Так думал и отец Феона, в тиши своей кельи между молитвой и послушанием не переставший следить за событиями, происходящими за стенами монастыря. Но слова, сказанные только что у Сретенских ворот стрелецким урядником, серьезно встревожили его. Вступление в войну запорожцев гетмана Сагайдачного серьезно меняло расклад в этой войне. Вряд ли русским войскам в сложившейся обстановке хватило бы сил и средств противостоять врагу, напавшему с двух сторон. Это значило только одно. Долгая битва за Можайск окончена. Началась новая – за Москву. В этом старый урядник был прав. Не прав он был в другом. Не гетмана Сагайдачного с его шайкой головорезов стоило ожидать под стенами города. Такое предприятие легкой и малочисленной казацкой кавалерии не по силам. Ждать следовало армию Владислава. Эта мысль весьма обеспокоила бывшего воеводу!

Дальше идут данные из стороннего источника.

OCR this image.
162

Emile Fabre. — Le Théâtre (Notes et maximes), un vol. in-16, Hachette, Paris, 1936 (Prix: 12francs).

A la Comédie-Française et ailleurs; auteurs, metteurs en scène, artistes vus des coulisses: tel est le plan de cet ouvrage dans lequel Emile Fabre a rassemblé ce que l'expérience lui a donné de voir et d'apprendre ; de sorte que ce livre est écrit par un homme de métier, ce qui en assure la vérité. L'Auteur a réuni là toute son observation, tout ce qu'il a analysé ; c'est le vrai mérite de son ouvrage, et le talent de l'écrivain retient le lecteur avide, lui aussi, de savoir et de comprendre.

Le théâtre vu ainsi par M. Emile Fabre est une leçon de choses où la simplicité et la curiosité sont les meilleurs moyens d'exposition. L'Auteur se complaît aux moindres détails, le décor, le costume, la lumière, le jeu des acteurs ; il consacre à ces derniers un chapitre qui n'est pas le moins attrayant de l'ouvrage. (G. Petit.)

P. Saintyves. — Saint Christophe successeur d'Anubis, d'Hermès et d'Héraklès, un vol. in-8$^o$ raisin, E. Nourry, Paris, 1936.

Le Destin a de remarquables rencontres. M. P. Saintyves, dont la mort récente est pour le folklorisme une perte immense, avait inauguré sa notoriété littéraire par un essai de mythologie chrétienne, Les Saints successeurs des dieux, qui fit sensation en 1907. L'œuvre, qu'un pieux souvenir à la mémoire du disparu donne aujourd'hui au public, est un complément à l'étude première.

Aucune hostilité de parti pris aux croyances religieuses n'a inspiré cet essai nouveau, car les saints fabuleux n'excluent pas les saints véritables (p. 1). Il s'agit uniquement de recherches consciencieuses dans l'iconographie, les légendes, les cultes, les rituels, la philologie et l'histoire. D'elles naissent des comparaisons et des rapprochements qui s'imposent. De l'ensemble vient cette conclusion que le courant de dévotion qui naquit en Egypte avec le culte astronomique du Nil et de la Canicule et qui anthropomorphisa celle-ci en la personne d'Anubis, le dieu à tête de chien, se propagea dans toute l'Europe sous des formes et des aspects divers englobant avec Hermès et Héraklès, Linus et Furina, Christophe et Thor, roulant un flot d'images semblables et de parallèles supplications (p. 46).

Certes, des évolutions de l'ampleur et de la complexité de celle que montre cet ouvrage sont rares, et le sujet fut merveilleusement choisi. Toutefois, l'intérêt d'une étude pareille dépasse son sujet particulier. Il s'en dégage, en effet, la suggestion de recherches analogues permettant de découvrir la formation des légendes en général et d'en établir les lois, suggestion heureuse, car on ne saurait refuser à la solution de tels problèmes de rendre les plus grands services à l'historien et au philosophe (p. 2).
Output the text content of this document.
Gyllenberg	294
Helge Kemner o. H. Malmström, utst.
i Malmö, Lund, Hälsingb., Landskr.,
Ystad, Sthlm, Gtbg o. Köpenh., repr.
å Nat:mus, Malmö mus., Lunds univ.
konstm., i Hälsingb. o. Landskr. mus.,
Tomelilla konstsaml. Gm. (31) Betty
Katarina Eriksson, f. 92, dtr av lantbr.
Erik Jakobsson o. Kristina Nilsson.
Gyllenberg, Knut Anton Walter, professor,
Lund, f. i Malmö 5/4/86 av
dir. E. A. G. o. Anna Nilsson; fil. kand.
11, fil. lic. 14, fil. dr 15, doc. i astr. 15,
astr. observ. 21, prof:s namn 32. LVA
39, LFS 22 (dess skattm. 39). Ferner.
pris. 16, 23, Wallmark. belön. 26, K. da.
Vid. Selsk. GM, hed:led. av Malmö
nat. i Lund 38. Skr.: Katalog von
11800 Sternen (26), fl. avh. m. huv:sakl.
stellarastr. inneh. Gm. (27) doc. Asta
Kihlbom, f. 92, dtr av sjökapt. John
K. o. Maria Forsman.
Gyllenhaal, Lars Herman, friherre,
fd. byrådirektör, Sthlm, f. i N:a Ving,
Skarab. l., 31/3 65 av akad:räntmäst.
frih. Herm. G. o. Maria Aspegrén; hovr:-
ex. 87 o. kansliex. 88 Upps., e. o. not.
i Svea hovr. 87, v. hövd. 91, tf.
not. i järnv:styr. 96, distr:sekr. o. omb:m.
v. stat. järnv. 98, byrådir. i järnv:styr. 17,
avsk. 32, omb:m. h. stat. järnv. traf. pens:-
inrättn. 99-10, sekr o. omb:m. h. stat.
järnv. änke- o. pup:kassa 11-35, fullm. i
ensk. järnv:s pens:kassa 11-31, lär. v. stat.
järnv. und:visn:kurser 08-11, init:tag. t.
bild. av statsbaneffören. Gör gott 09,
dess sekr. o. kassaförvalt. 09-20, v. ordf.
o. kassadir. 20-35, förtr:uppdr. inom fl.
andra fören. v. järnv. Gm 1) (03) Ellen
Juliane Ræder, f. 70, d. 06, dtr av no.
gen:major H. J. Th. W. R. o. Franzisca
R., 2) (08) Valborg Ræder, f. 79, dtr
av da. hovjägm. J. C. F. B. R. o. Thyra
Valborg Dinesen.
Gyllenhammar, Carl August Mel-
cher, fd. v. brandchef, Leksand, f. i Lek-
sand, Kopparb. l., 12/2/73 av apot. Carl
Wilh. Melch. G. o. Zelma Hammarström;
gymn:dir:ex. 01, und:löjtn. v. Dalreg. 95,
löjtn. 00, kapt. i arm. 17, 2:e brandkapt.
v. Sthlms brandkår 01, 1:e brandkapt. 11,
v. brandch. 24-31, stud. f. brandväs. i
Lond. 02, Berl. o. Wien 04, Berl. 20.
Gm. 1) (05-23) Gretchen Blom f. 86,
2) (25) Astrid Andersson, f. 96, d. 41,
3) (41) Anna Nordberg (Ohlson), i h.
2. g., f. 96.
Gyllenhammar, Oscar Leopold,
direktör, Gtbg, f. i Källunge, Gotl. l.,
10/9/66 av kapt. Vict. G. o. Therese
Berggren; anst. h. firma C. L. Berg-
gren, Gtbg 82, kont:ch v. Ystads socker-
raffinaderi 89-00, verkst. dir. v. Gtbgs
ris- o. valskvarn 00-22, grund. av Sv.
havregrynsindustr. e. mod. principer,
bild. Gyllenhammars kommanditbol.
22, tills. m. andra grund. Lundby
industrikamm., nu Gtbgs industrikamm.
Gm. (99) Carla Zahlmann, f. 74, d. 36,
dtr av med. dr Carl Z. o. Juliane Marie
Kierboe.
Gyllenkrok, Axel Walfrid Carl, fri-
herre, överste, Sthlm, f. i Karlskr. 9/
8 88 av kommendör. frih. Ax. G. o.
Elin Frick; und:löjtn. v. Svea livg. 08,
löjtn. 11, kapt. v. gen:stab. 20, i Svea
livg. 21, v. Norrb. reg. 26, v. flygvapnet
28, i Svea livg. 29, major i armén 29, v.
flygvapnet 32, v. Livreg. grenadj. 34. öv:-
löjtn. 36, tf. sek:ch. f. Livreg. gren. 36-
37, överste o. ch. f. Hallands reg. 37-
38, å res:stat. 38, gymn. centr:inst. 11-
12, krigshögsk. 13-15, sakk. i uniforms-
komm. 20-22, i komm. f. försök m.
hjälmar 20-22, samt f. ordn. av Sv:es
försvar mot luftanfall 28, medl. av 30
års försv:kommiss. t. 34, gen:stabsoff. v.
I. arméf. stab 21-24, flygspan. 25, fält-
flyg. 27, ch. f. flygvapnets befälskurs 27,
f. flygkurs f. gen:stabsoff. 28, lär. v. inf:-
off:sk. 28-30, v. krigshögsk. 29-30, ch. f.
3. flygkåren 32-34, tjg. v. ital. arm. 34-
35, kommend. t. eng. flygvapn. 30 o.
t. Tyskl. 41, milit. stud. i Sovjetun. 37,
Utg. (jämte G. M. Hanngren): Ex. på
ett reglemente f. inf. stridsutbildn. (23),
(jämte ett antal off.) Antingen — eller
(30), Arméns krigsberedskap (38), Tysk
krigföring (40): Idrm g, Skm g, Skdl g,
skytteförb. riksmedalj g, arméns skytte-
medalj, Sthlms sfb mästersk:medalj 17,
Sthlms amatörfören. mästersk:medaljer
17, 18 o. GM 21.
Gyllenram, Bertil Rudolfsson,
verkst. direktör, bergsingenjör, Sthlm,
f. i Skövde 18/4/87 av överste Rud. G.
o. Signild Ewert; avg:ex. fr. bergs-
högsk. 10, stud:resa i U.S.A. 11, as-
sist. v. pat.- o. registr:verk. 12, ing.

– О чем задумался, отец Феона? – вернул монаха в действительность бодрый голос отца Афанасия.
Феона вздрогнул, бросил рассеянный взгляд на ветхие дома и глухие заборы Казенной улицы и произнес, задумчиво подбирая нужные слова:
– Понимаешь, друг мой, два года меня здесь не было, а вернулся, и словно ничего не изменилось! Все то же самое, только хлопот прибавилось.
– Большой город – большие хлопоты! – беспечно пожал плечами Афанасий и, скосив глаза в какую-то точку между ушей рыжего битюга, вдруг изменился в лице. – Тпррру! Стой! Стой ты, анафема рыжая!
Он резко натянул поводья на себя с такой силой, что испуганный конь трусливо присел на задние ноги, с шумом испражнился под себя и остановился как вкопанный. Столь грубая остановка едва не скинула монахов с облучка. Феона, пытаясь удержаться, едва не вывихнул себе запястье, застряв между левым тяжом телеги и оглоблей, в то время как Афанасий, выронив вожжи, сильно приложился лбом к лошадиному крупу, получив при этом хлесткий удар грязным хвостом, смахнувшим с головы его видавшую виды скуфейку.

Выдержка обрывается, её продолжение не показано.